8. Toxicological Aspect of the Herbal Medicine

The major hindrance in the use of herbal medicine for therapeutic purpose is lack of profound data on their safety, because majority of the ancient systems of medicine believe that herbal drugs are always devoid of any side effects. Further, United States Food and Drug Administration act does not classify herbal drugs as a medicine and hence their safety profile need not be reported. Although many herbal drugs are devoid of side effects, there have been cases related to acute/chronic toxicity. Owing to these reasons, determination of toxicity dosage of any herbal preparation through preclinical acute and subchronic toxicity evaluations becomes necessary.

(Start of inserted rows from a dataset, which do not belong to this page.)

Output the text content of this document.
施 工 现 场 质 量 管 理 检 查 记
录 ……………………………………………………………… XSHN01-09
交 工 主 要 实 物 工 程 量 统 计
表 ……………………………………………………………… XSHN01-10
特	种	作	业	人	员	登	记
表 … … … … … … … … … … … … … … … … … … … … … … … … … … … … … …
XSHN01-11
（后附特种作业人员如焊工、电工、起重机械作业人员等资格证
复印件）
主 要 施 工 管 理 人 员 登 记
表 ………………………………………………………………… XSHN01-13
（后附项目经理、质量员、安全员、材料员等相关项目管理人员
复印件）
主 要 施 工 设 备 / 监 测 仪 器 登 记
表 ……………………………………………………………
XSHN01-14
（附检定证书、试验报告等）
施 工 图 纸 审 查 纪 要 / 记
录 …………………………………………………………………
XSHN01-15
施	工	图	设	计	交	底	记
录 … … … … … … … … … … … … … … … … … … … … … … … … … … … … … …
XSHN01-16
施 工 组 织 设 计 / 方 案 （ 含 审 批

9. Conclusions and Future Prospects

Nonalcoholic hepatic steatosis (NASH) is difficult to diagnose due to its asymptomatic nature and hence, even after a decade of research and clinical trials, no single pharmaceutical intervention has been proven to be effective. Therapeutic strategies such as treatment with fibrates and TZDs coupled with optimizing body weight and controlling risk factors have met with limited success. Natural products of herbal origin have been extensively reported to prevent hepatic lipid accumulation without exhibiting major side effects. Hence, assessing the merits of these herbals in treatment of NASH remains a major area of research. In many instances, bioactive compounds of medicinal herbals are not fully characterized and hence, it is imperative to identify new plant extracts and develop medium-to-high throughput screening assays for isolation and characterization of bioactive compounds.